103 キノ
「いらっしゃい」
今、ボクの目の前にいるのは少年がいる。銀の髪をポニーテールにしてるんだけど…そっちより右目を隠すくらい長い前髪が鬱陶しい。それに加えて大きな丸メガネ。う〜ん…そこまでして目を隠したい意味がわからない。左は普通に赤色だし。
「まぁいいか」
服装は和服。アンバランスなのは変わんないみたいで、右の上だけ脱いでる。不思議だ。その下になんか着てるから問題ないけどさ。
「あのっ!」
お、声聞けた。案外高めというか、やっぱりまだ子供って感じするなぁ。
「おれ、キノって言うんだけど…ここに、兄ちゃん来てない!?」
「兄ちゃん…?」
ふむ…ここにいるのはボク以外に燈だけだけど、絶対違う。
「ごめんね。ここにキミのお兄さんはいない。…でもさ、ここにいればいつか会えるかも知れないよ」
「ほんとに!?」
「うん♪」
「いて、いいの…?」
もちろん、とボクはキノを屋敷へ案内する。
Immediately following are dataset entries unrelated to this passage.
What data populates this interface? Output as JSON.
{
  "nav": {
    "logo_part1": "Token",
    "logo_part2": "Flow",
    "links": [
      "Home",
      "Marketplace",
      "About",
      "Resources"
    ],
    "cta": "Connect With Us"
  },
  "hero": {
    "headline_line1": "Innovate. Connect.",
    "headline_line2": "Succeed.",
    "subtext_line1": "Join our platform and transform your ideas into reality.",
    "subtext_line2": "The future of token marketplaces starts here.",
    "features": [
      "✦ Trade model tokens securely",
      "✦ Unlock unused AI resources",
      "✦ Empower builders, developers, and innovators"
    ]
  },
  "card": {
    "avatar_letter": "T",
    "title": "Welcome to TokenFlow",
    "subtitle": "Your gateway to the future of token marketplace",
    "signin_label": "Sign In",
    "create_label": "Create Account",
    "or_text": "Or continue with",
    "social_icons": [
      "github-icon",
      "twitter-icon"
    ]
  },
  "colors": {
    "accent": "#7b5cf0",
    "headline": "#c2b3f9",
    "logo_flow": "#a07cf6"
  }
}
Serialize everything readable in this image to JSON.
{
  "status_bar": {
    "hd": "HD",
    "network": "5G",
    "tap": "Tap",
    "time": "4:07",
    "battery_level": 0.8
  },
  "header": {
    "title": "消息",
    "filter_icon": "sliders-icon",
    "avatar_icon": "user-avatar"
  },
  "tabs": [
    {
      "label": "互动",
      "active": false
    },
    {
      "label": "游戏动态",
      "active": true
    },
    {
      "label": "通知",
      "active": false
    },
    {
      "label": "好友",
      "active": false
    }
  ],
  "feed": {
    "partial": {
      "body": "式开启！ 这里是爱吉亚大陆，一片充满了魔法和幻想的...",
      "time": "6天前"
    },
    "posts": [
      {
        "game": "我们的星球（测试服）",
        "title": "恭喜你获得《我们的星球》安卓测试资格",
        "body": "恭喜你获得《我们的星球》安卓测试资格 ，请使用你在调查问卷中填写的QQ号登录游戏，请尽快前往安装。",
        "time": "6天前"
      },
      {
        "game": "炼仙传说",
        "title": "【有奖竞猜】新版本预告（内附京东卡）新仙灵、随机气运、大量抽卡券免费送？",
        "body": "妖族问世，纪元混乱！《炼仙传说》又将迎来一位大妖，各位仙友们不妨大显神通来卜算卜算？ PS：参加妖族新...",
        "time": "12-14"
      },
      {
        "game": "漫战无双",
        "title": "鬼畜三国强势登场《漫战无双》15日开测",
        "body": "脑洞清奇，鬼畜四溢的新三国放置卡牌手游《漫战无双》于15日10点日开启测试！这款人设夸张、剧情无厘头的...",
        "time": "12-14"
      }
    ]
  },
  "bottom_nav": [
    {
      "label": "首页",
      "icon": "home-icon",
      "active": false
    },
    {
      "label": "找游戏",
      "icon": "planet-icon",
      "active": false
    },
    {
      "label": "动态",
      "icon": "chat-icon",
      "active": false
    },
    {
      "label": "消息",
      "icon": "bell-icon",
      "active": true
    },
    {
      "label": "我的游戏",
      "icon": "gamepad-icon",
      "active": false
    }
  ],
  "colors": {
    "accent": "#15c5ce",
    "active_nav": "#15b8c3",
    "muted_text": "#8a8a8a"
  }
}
中で燈が待っててくれてた。キノは燈を見て驚いた顔をしてたけど、逆に燈はキノのことを見ようともしてなかったなぁ…
「ここ、広いな〜…」
「あはは、まぁこれからもっとポケモンが増えるからさっ!じき狭くなるよ♪」
部屋は…そうだ。燈の隣、103が空いてたっけ。
部屋に案内してしばらくすると、聞こえていたはしゃぎ声も消えている。寝ちゃったのかな?
見た目も性格もどこか不安定な少年、キノ。燈とは面と向かって話しさせてみたいな。どんなことになるのか…楽しみだね。